Waarvan opgemaakt dit proces-verbaal, dat bij verhindering van de voorzitter en de raadsheren alleen door de griffier is ondertekend.

De griffier,

(W.J.N.M. Snoijink)

Afschriften zijn aangetekend per post verzonden op 13 maart 2006

Tegen deze uitspraak kunnen beide partijen binnen zes weken na de verzenddatum beroep in cassatie instellen bij de Hoge Raad der Nederlanden (belastingkamer), Postbus 20303, 2500 EH Den Haag.

Daarbij moet het volgende in acht worden genomen:

1 - bij het beroepschrift wordt een afschrift van deze uitspraak overgelegd.

2 - het beroepschrift moet ondertekend zijn en ten minste het volgende vermelden:

a. de naam en het adres van de indiener;

b de dagtekening;

c. een omschrijving van de uitspraak waartegen het beroep in cassatie is gericht.

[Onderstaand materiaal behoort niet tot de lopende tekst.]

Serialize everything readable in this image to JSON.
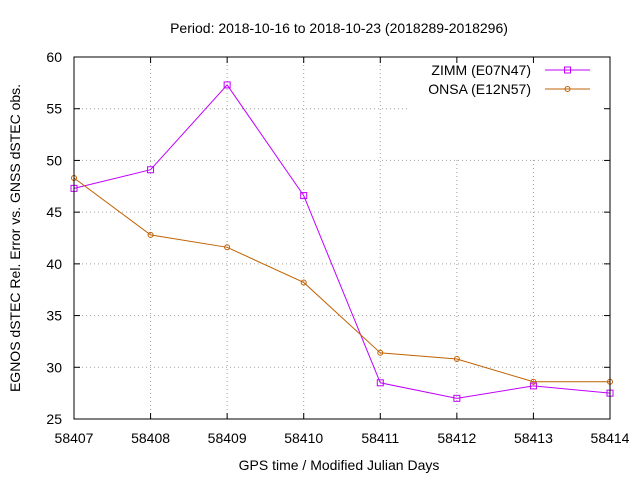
{
  "chart_data": {
    "type": "line",
    "title": "Period: 2018-10-16 to 2018-10-23 (2018289-2018296)",
    "xlabel": "GPS time / Modified Julian Days",
    "ylabel": "EGNOS dSTEC Rel. Error vs. GNSS dSTEC obs.",
    "xlim": [
      58407,
      58414
    ],
    "ylim": [
      25,
      60
    ],
    "xticks": [
      "58407",
      "58408",
      "58409",
      "58410",
      "58411",
      "58412",
      "58413",
      "58414"
    ],
    "yticks": [
      "25",
      "30",
      "35",
      "40",
      "45",
      "50",
      "55",
      "60"
    ],
    "grid": true,
    "legend_position": "top-right",
    "x": [
      58407,
      58408,
      58409,
      58410,
      58411,
      58412,
      58413,
      58414
    ],
    "series": [
      {
        "name": "ZIMM (E07N47)",
        "color": "#c000ff",
        "marker": "square",
        "values": [
          47.3,
          49.1,
          57.3,
          46.6,
          28.5,
          27.0,
          28.2,
          27.5
        ]
      },
      {
        "name": "ONSA (E12N57)",
        "color": "#c06000",
        "marker": "circle",
        "values": [
          48.3,
          42.8,
          41.6,
          38.2,
          31.4,
          30.8,
          28.6,
          28.6
        ]
      }
    ]
  }
}
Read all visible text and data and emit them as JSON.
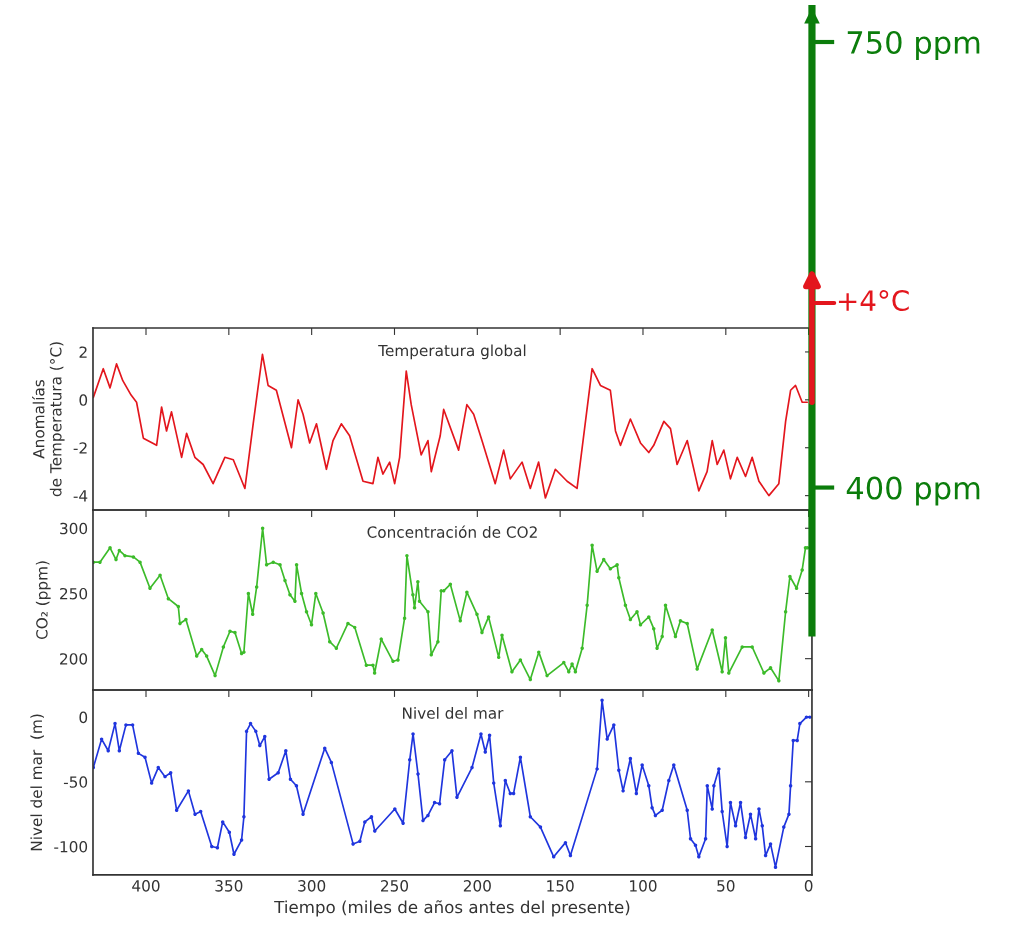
{
  "chart_data": [
    {
      "type": "line",
      "title": "Temperatura global",
      "annotations": [
        "+4°C"
      ],
      "ylabel": "Anomalías\nde Temperatura (°C)",
      "xlim": [
        432,
        -2
      ],
      "xticks": [
        400,
        350,
        300,
        250,
        200,
        150,
        100,
        50,
        0
      ],
      "ylim": [
        -4.6,
        3
      ],
      "yticks": [
        2,
        0,
        -2,
        -4
      ],
      "tick_labels": "y",
      "x": [
        431.8,
        425.8,
        421.7,
        417.8,
        414,
        409,
        405.7,
        401.6,
        393.6,
        390.6,
        387.6,
        384.6,
        378.5,
        375.5,
        370.5,
        365.5,
        359.5,
        352.4,
        347.3,
        340.3,
        335.3,
        329.7,
        326.3,
        321.3,
        312.2,
        308.2,
        305.2,
        301.2,
        297.1,
        291.1,
        287.1,
        282.1,
        277.1,
        269,
        263,
        260,
        257,
        252.9,
        249.9,
        246.9,
        242.9,
        239.9,
        233.9,
        229.8,
        227.8,
        222.4,
        220.3,
        211.3,
        206.3,
        202.2,
        197.2,
        189.2,
        184.1,
        180.1,
        173,
        168,
        163,
        158.9,
        152.9,
        145.8,
        139.8,
        130.7,
        125.7,
        119.7,
        116.6,
        113.6,
        107.6,
        101.5,
        96.5,
        93.5,
        87.4,
        83.4,
        79.4,
        73.3,
        66.3,
        61.3,
        58.2,
        55.2,
        51.2,
        47.2,
        43.1,
        38.1,
        34.1,
        30,
        24,
        18,
        13.9,
        10.9,
        7.9,
        3.9,
        0.8
      ],
      "series": [
        {
          "color": "#e3161d",
          "values": [
            0.1,
            1.3,
            0.5,
            1.5,
            0.8,
            0.2,
            -0.1,
            -1.6,
            -1.9,
            -0.3,
            -1.3,
            -0.5,
            -2.4,
            -1.4,
            -2.4,
            -2.7,
            -3.5,
            -2.4,
            -2.5,
            -3.7,
            -1.0,
            1.9,
            0.6,
            0.4,
            -2.0,
            0.0,
            -0.6,
            -1.8,
            -1.0,
            -2.9,
            -1.7,
            -1.0,
            -1.5,
            -3.4,
            -3.5,
            -2.4,
            -3.1,
            -2.6,
            -3.5,
            -2.4,
            1.2,
            -0.2,
            -2.3,
            -1.7,
            -3.0,
            -1.5,
            -0.4,
            -2.1,
            -0.2,
            -0.6,
            -1.7,
            -3.5,
            -2.1,
            -3.3,
            -2.6,
            -3.7,
            -2.6,
            -4.1,
            -2.9,
            -3.4,
            -3.7,
            1.3,
            0.6,
            0.4,
            -1.3,
            -1.9,
            -0.8,
            -1.8,
            -2.2,
            -1.9,
            -0.9,
            -1.2,
            -2.7,
            -1.7,
            -3.8,
            -3.0,
            -1.7,
            -2.7,
            -2.1,
            -3.3,
            -2.4,
            -3.2,
            -2.4,
            -3.4,
            -4.0,
            -3.5,
            -0.9,
            0.4,
            0.6,
            -0.1,
            -0.1
          ]
        }
      ]
    },
    {
      "type": "line",
      "title": "Concentración de CO2",
      "ylabel": "CO₂ (ppm)",
      "xlim": [
        432,
        -2
      ],
      "xticks": [
        400,
        350,
        300,
        250,
        200,
        150,
        100,
        50,
        0
      ],
      "ylim": [
        176,
        314
      ],
      "yticks": [
        300,
        250,
        200
      ],
      "tick_labels": "y",
      "marker": "circle",
      "x": [
        431.8,
        427.8,
        421.7,
        418.1,
        416.1,
        412.7,
        407.6,
        403.6,
        397.6,
        391.5,
        386.5,
        380.5,
        379.5,
        375.9,
        369.4,
        366.4,
        363.4,
        358.3,
        353.3,
        349.3,
        346.3,
        342.3,
        340.9,
        338.2,
        335.6,
        333.2,
        329.6,
        327.2,
        323.2,
        319.1,
        316.1,
        313.1,
        310.1,
        309.1,
        306.1,
        303.1,
        300.1,
        297.5,
        293.1,
        289.1,
        285.1,
        278.1,
        274,
        267,
        263,
        262,
        258,
        250.9,
        247.9,
        243.9,
        242.5,
        238.9,
        237.9,
        235.9,
        234.9,
        229.8,
        227.8,
        223.8,
        221.8,
        220.3,
        216.3,
        210.3,
        206.3,
        200.2,
        197.2,
        193.2,
        187.1,
        185.1,
        179.1,
        174,
        168,
        162.9,
        157.9,
        147.8,
        144.8,
        142.8,
        140.8,
        136.7,
        133.7,
        130.7,
        127.7,
        123.7,
        119.7,
        115.6,
        114.6,
        110.6,
        107.6,
        103.6,
        101.5,
        96.5,
        93.5,
        91.5,
        88.4,
        86.4,
        80.4,
        77.4,
        73.3,
        67.3,
        58.2,
        52.2,
        50.2,
        48.2,
        40.1,
        34.1,
        27,
        23,
        18,
        13.9,
        11.3,
        7.3,
        3.9,
        1.9,
        0.8
      ],
      "series": [
        {
          "color": "#3cbb2a",
          "values": [
            274,
            274,
            285,
            276,
            283,
            279,
            278,
            274,
            254,
            264,
            246,
            240,
            227,
            230,
            202,
            207,
            202,
            187,
            209,
            221,
            220,
            204,
            205,
            250,
            234,
            255,
            300,
            272,
            274,
            272,
            260,
            249,
            244,
            272,
            250,
            236,
            226,
            250,
            235,
            213,
            208,
            227,
            224,
            195,
            195,
            189,
            215,
            198,
            199,
            231,
            279,
            249,
            239,
            259,
            244,
            236,
            203,
            213,
            252,
            252,
            257,
            229,
            251,
            234,
            220,
            232,
            201,
            218,
            190,
            199,
            184,
            205,
            187,
            197,
            190,
            196,
            190,
            208,
            241,
            287,
            267,
            276,
            269,
            272,
            262,
            241,
            230,
            236,
            226,
            232,
            223,
            208,
            217,
            241,
            217,
            229,
            227,
            192,
            222,
            190,
            216,
            189,
            209,
            209,
            189,
            193,
            183,
            236,
            263,
            254,
            268,
            285,
            285
          ]
        }
      ]
    },
    {
      "type": "line",
      "title": "Nivel del mar",
      "ylabel": "Nivel del mar  (m)",
      "xlabel": "Tiempo (miles de años antes del presente)",
      "xlim": [
        432,
        -2
      ],
      "xticks": [
        400,
        350,
        300,
        250,
        200,
        150,
        100,
        50,
        0
      ],
      "ylim": [
        -122,
        21
      ],
      "yticks": [
        0,
        -50,
        -100
      ],
      "marker": "circle",
      "x": [
        431.8,
        426.8,
        422.8,
        418.7,
        416.1,
        412.1,
        408.1,
        404.6,
        400.6,
        396.6,
        392.6,
        388.5,
        385.1,
        381.5,
        374.4,
        370.4,
        367,
        360.3,
        356.9,
        353.7,
        349.7,
        346.9,
        342.3,
        340.9,
        339.3,
        336.9,
        333.7,
        331.3,
        328.3,
        325.7,
        320.2,
        315.6,
        312.8,
        309.2,
        305.2,
        292.1,
        288.1,
        275,
        270.9,
        267.9,
        263.9,
        261.9,
        249.8,
        244.8,
        240.8,
        238.8,
        235.8,
        232.8,
        229.8,
        225.8,
        222.8,
        219.7,
        215.3,
        212.3,
        203.2,
        197.8,
        195.2,
        192.6,
        190.1,
        186.1,
        183.1,
        180.1,
        178.1,
        174,
        168,
        161.9,
        153.9,
        146.8,
        143.8,
        127.7,
        124.7,
        121.6,
        117.6,
        114.6,
        112,
        107.6,
        104,
        100.5,
        96.5,
        94.5,
        92.5,
        88.4,
        84.4,
        81.4,
        73.3,
        71.3,
        68.3,
        66.3,
        62.2,
        61.2,
        58.2,
        57.2,
        54.2,
        52.2,
        49.2,
        47.2,
        44.1,
        41.1,
        38.1,
        35.1,
        32,
        30,
        28,
        26,
        23,
        20,
        15,
        11.9,
        10.9,
        9.3,
        6.9,
        5.3,
        1.3,
        -0.7
      ],
      "series": [
        {
          "color": "#1f35de",
          "values": [
            -39,
            -17,
            -26,
            -5,
            -26,
            -6,
            -6,
            -28,
            -31,
            -51,
            -39,
            -46,
            -43,
            -72,
            -57,
            -75,
            -73,
            -100,
            -101,
            -81,
            -89,
            -106,
            -95,
            -77,
            -11,
            -5,
            -11,
            -22,
            -15,
            -48,
            -43,
            -26,
            -48,
            -53,
            -75,
            -24,
            -35,
            -98,
            -96,
            -81,
            -77,
            -88,
            -71,
            -82,
            -33,
            -13,
            -44,
            -80,
            -76,
            -66,
            -67,
            -33,
            -26,
            -62,
            -39,
            -13,
            -27,
            -14,
            -51,
            -84,
            -49,
            -59,
            -59,
            -31,
            -77,
            -85,
            -108,
            -97,
            -107,
            -40,
            13,
            -17,
            -6,
            -41,
            -57,
            -32,
            -59,
            -37,
            -53,
            -70,
            -76,
            -72,
            -49,
            -37,
            -72,
            -94,
            -99,
            -108,
            -94,
            -53,
            -71,
            -53,
            -40,
            -73,
            -100,
            -66,
            -84,
            -66,
            -93,
            -75,
            -94,
            -71,
            -84,
            -107,
            -98,
            -116,
            -85,
            -75,
            -53,
            -18,
            -18,
            -5,
            0,
            0
          ]
        }
      ]
    },
    {
      "type": "bar",
      "categories": [
        null
      ],
      "ylim": [
        241,
        783
      ],
      "yticks": [
        {
          "value": 400,
          "label": "400 ppm"
        },
        {
          "value": 750,
          "label": "750 ppm"
        }
      ],
      "tick_labels": "y",
      "base": [
        283
      ],
      "color": "#0b7d0b",
      "values": [
        496
      ]
    }
  ]
}
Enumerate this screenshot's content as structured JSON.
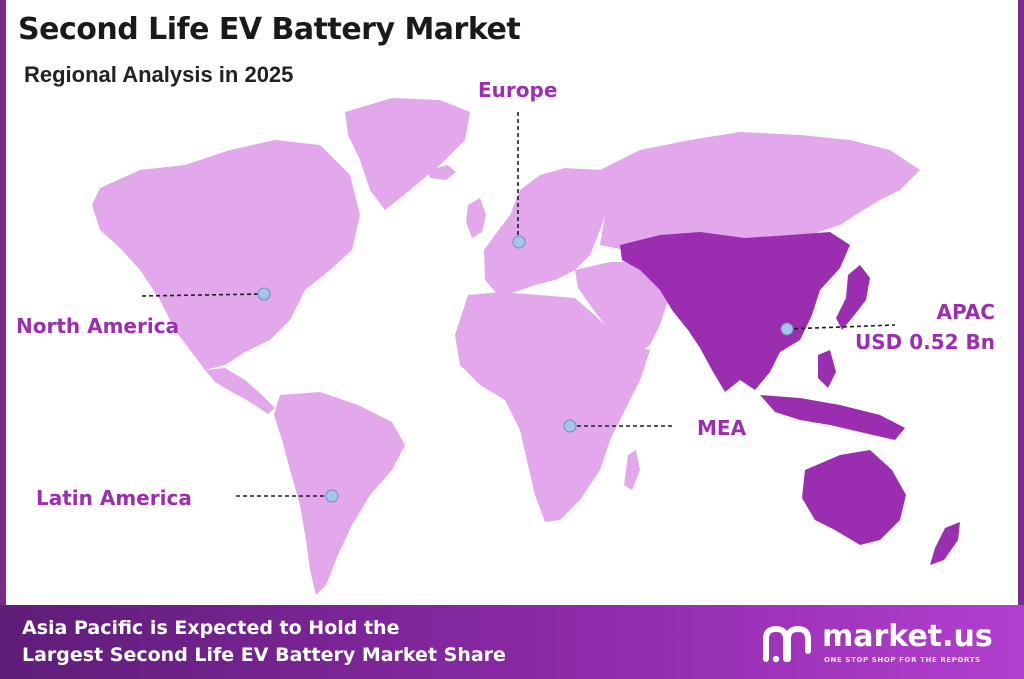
{
  "header": {
    "title": "Second Life EV Battery Market",
    "subtitle": "Regional Analysis in 2025"
  },
  "regions": [
    {
      "key": "north_america",
      "label": "North America",
      "highlighted": false
    },
    {
      "key": "europe",
      "label": "Europe",
      "highlighted": false
    },
    {
      "key": "apac",
      "label": "APAC",
      "value_label": "USD 0.52 Bn",
      "highlighted": true
    },
    {
      "key": "mea",
      "label": "MEA",
      "highlighted": false
    },
    {
      "key": "latin_america",
      "label": "Latin America",
      "highlighted": false
    }
  ],
  "footer": {
    "line1": "Asia Pacific is Expected to Hold the",
    "line2": "Largest Second Life EV Battery Market Share"
  },
  "brand": {
    "name": "market.us",
    "tagline": "ONE STOP SHOP FOR THE REPORTS"
  },
  "colors": {
    "land_default": "#e3a8ec",
    "land_highlight": "#9a2db0",
    "label_text": "#9b2fb0",
    "marker": "#a8c4ea",
    "footer_start": "#5e1d78",
    "footer_end": "#b23fcf"
  }
}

d. de gronden van het beroep in cassatie.

Tenzij de Hoge Raad anders bepaalt, zal het gerechtshof deze mondelinge uitspraak vervangen door een schriftelijke. In dat geval krijgt u de gelegenheid de gronden van het beroep in cassatie alsnog aan te voeren of aan te vullen.

Voor het instellen van beroep in cassatie is griffierecht verschuldigd. Na het instellen van beroep in cassatie ontvangt de indiener een nota griffierecht van de griffier van de Hoge Raad.

In het cassatieberoepschrift kan de Hoge Raad verzocht worden om de wederpartij te veroordelen in de proceskosten.